Im Herzen des Klangs

Am Vorabend dieser Premiere empfängt Patricia Bosshard ein paar Schritte vom Konzertsaal entfernt, unter einer schüchternen Sonne, während die letzten Proben im Gange sind. Ihr klarer und friedlicher Blick, ihre ruhige Stimme und die Stille, die sie hier und da einlegt, bevor sie Fragen beantwortet, scheinen ihre Leichtigkeit widerzuspiegeln, ihre Gelassenheit angesichts eines Themas, nämlich des Todes, das mehr als einem Angst machen kann. Diese Natürlichkeit kommt von weit her: „Ich lese seit langem Werke von Autoren, die Nahtoderfahrungen gemacht und davon erzählt haben. Ich habe auch Dokumentarfilme gesehen und obwohl ich nicht direkt mit dieser Art von Episode konfrontiert worden bin, fühle ich eine Vertrautheit mit all dem, als hätte ich es erlebt. Auf jeden Fall habe ich kein Problem damit, in dieses Feld einzutauchen, um beim Schreiben Inspiration daraus zu schöpfen.“

Man könnte sich fragen, mit welchem ​​Verfahren es gelingt, Ereignisse, die immateriell und extrem persönlich sind, in eine Partitur zu übertragen. Der Workshop des Komponisten offenbart Methoden, die sowohl einfach als auch ausgefeilt sind. „Alles beginnt mit meinem Instrument, der Geige, mit meinen Improvisationen. Von Anfang an achte ich darauf, was in den Klängen steckt, die ich produziere, auf ihre Texturen, ihre physischen Eigenschaften. Auf diese Weise, durch diese Recherche, wird die Basis geschaffen. Später traf ich die Musiker einzeln und sprach mit ihnen über mein Projekt. Dann nahmen wir mit jedem von ihnen Passagen auf. Und mit diesen Spuren begann ich, die Strukturen zu arrangieren, Montagen zu erstellen, bis ich das Puzzle vervollständigte.“

Hier wie auch anderswo in Patricia Bosshards Werk stehen die geschriebenen Teile neben Räumen, die der Improvisation überlassen sind.
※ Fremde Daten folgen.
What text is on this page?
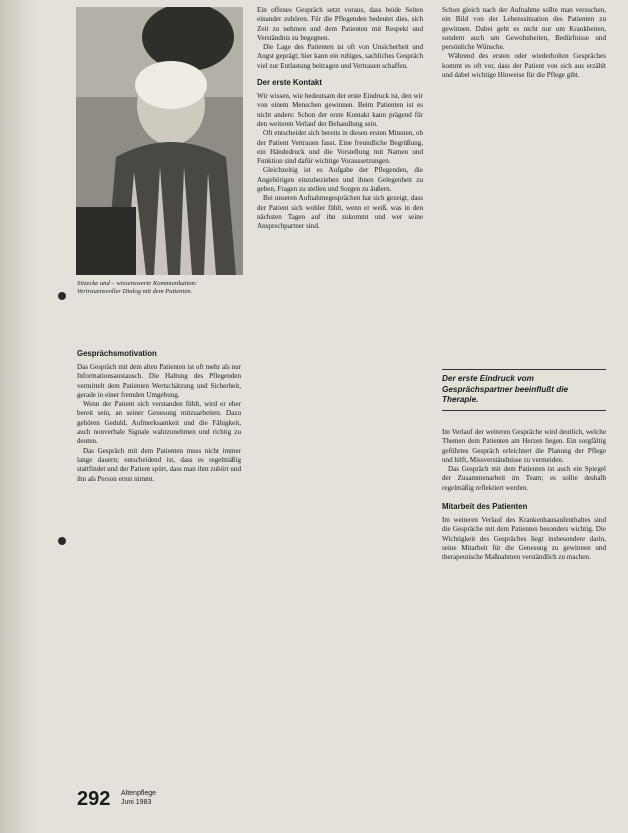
Sitzecke und – wissenswerte Kommunikation: Vertrauensvoller Dialog mit dem Patienten.
Gesprächsmotivation

Das Gespräch mit dem alten Patienten ist oft mehr als nur Informationsaustausch. Die Haltung des Pflegenden vermittelt dem Patienten Wertschätzung und Sicherheit, gerade in einer fremden Umgebung.

Wenn der Patient sich verstanden fühlt, wird er eher bereit sein, an seiner Genesung mitzuarbeiten. Dazu gehören Geduld, Aufmerksamkeit und die Fähigkeit, auch nonverbale Signale wahrzunehmen und richtig zu deuten.

Das Gespräch mit dem Patienten muss nicht immer lange dauern; entscheidend ist, dass es regelmäßig stattfindet und der Patient spürt, dass man ihm zuhört und ihn als Person ernst nimmt.

Ein offenes Gespräch setzt voraus, dass beide Seiten einander zuhören. Für die Pflegenden bedeutet dies, sich Zeit zu nehmen und dem Patienten mit Respekt und Verständnis zu begegnen.

Die Lage des Patienten ist oft von Unsicherheit und Angst geprägt; hier kann ein ruhiges, sachliches Gespräch viel zur Entlastung beitragen und Vertrauen schaffen.

Der erste Kontakt

Wir wissen, wie bedeutsam der erste Eindruck ist, den wir von einem Menschen gewinnen. Beim Patienten ist es nicht anders: Schon der erste Kontakt kann prägend für den weiteren Verlauf der Behandlung sein.

Oft entscheidet sich bereits in diesen ersten Minuten, ob der Patient Vertrauen fasst. Eine freundliche Begrüßung, ein Händedruck und die Vorstellung mit Namen und Funktion sind dafür wichtige Voraussetzungen.

Gleichzeitig ist es Aufgabe der Pflegenden, die Angehörigen einzubeziehen und ihnen Gelegenheit zu geben, Fragen zu stellen und Sorgen zu äußern.

Bei unseren Aufnahmegesprächen hat sich gezeigt, dass der Patient sich wohler fühlt, wenn er weiß, was in den nächsten Tagen auf ihn zukommt und wer seine Ansprechpartner sind.

Schon gleich nach der Aufnahme sollte man versuchen, ein Bild von der Lebenssituation des Patienten zu gewinnen. Dabei geht es nicht nur um Krankheiten, sondern auch um Gewohnheiten, Bedürfnisse und persönliche Wünsche.

Während des ersten oder wiederholten Gespräches kommt es oft vor, dass der Patient von sich aus erzählt und dabei wichtige Hinweise für die Pflege gibt.

Der erste Eindruck vom Gesprächspartner beeinflußt die Therapie.

Im Verlauf der weiteren Gespräche wird deutlich, welche Themen dem Patienten am Herzen liegen. Ein sorgfältig geführtes Gespräch erleichtert die Planung der Pflege und hilft, Missverständnisse zu vermeiden.

Das Gespräch mit dem Patienten ist auch ein Spiegel der Zusammenarbeit im Team; es sollte deshalb regelmäßig reflektiert werden.

Mitarbeit des Patienten

Im weiteren Verlauf des Krankenhausaufenthaltes sind die Gespräche mit dem Patienten besonders wichtig. Die Wichtigkeit des Gespräches liegt insbesondere darin, seine Mitarbeit für die Genesung zu gewinnen und therapeutische Maßnahmen verständlich zu machen.

292 Altenpflege
Juni 1983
Die von den Partituren eingerahmten Passagen überfüllen nie jene, die dem freien Willen der Musiker überlassen sind. „Diese Freiheit wird vor allem in der Zeitlichkeit ausgeübt, in der Länge dieser oder jener Passage.“ Um das Werk zu verkörpern, hat sich die Komponistin ein artikuliertes Gerät ausgedacht. Zunächst ein Streichquartett von Contrechamps, dessen verstärkte Klänge von vier Verstärkern im Raum verteilt werden. Dann das Quintett des Ensemble Babel mit seiner elektrischen Gitarre, seiner Flöte, seinem Kontrabass, seinem Schlagzeug und seinem Saxophon.

Untypische Reise

Zwei Instrumentalwelten, eine eher klassisch, die andere anderen musikalischen Kapellen zugewandt, entwickeln sich so harmonisch weiter und veranschaulichen die Phasen, die die Nahtoderfahrung charakterisieren. „All dies nährt sich auch von dem, was mich zu Hause, im Joux-Tal, umgibt. Die Natur, die Berge begleiten mein Schreiben. Ich finde es beunruhigend, dass diese ganze weite Welt, alle Reflexionen, die sie in mir hervorruft, auf nur wenige Seiten reduziert und beschränkt sind. Es wird also an den Musikern liegen, alles wieder zu öffnen und dem, was ich mir vorgestellt habe, Raum zu geben.“

Die Werke von Patricia Bosshard – und „Entre deux eaux“ ist da keine Ausnahme – bewahren eine seit langem gepflegte Freiheit in Ton und Stil. Die Romandie, die seit ihrem 4. Lebensjahr Geigerin ist und als Tochter und Enkelin von Musikern lebt, wich schon sehr früh vom erwarteten Lehrplan ab. Auf ihrem Lehrplan standen keine langen Jahre am Konservatorium, sondern Streifzüge in den Rock – eine Leidenschaft der Teenager –, in den Jazz, in die Improvisation und vor allem in die Welt der Komposition und Elektroakustik. Und gerade in diesem letzten Bereich entwickelte sie eine Leidenschaft für den Klang, die sie nie mehr losgelassen hat.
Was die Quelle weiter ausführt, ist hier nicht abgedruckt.